The programs "have clearly achieved their objective," Mnuchin wrote in his letter to the Federal Reserve. "Markets responded positively, spreads tightened, and banks continued lending."
Mnuchin said legislation intended the programs to expire on December 31, 2020.
"As such, I am requesting that the Federal Reserve return the unused funds to the Treasury."
President-elect Joe Biden will appoint a new Treasury secretary who will be able to reauthorise the programs, but this won't be doable until late January at the earliest.
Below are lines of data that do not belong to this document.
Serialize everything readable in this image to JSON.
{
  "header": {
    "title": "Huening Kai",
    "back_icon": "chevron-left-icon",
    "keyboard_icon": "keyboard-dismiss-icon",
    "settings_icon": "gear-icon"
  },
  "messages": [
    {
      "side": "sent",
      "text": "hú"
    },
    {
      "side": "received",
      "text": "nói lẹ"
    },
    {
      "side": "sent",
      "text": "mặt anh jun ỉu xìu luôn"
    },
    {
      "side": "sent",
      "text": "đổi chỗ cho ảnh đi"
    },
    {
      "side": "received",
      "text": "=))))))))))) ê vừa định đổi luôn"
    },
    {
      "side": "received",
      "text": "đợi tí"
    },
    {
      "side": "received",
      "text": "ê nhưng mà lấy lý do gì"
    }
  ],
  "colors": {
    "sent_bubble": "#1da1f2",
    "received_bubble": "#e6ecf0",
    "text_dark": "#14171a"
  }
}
And since the seed money came from Congress - which is likely to be controlled by Republicans unlikely to approve of any big spend by Biden - he won't be able to reimplement the programs.
The announcement was applauded by Republican Senator Pat Toomey who was worried that by extending the programs they would become a substitute for the fiscal policy reserved for Congress and the president.
"I applaud Treasury Secretary Steven Mnuchin's decision to wind down, by year-end, the CARES Act's temporary, emergency lending facilities, as Congress intended and the law requires," Toomey said in a statement.
"These facilities, which were established in response to the unprecedented market turmoil caused by the COVID-19 pandemic earlier this year, have successfully achieved their intended purpose."
But the decision has been condemned by the incoming Biden administration, economists and business groups.
A spokesperson for President-elect Joe Biden called the move "deeply irresponsible".
"The Treasury Department's attempt to prematurely end support that could be used for small businesses across the country when they are facing the prospect of new shutdowns is deeply irresponsible," Kate Bedingfield said in a statement.
"At this fragile moment, as the COVID and economic crises are re-accelerating, we should be reinforcing the government's ability to respond and support the economy."
US Chamber of Commerce chief policy officer Neil Bradley said the announcement "prematurely and unnecessarily ties the hands of the incoming administration".
"American businesses and workers are weary of these political machinations when they are doing everything in their power to keep our economy going," he said.
And economists say the decision appears to be politically motivated.
"We are in a perilous moment for the economy," said Jason Furman, the former head of the White House Council of Economic Advisors.
"The most obvious interpretation is that the Trump administration is seeking to debilitate the economic recovery as much as possible on the way out of the door," said former Federal Reserve chief economist David Wilcox.
"Circumstances are very tenuous at the moment. If the situation unravels and really goes south this could prove to be a very damaging step. Secretary Mnuchin will go down in history as the man who took away a safety net when it was really needed," he added.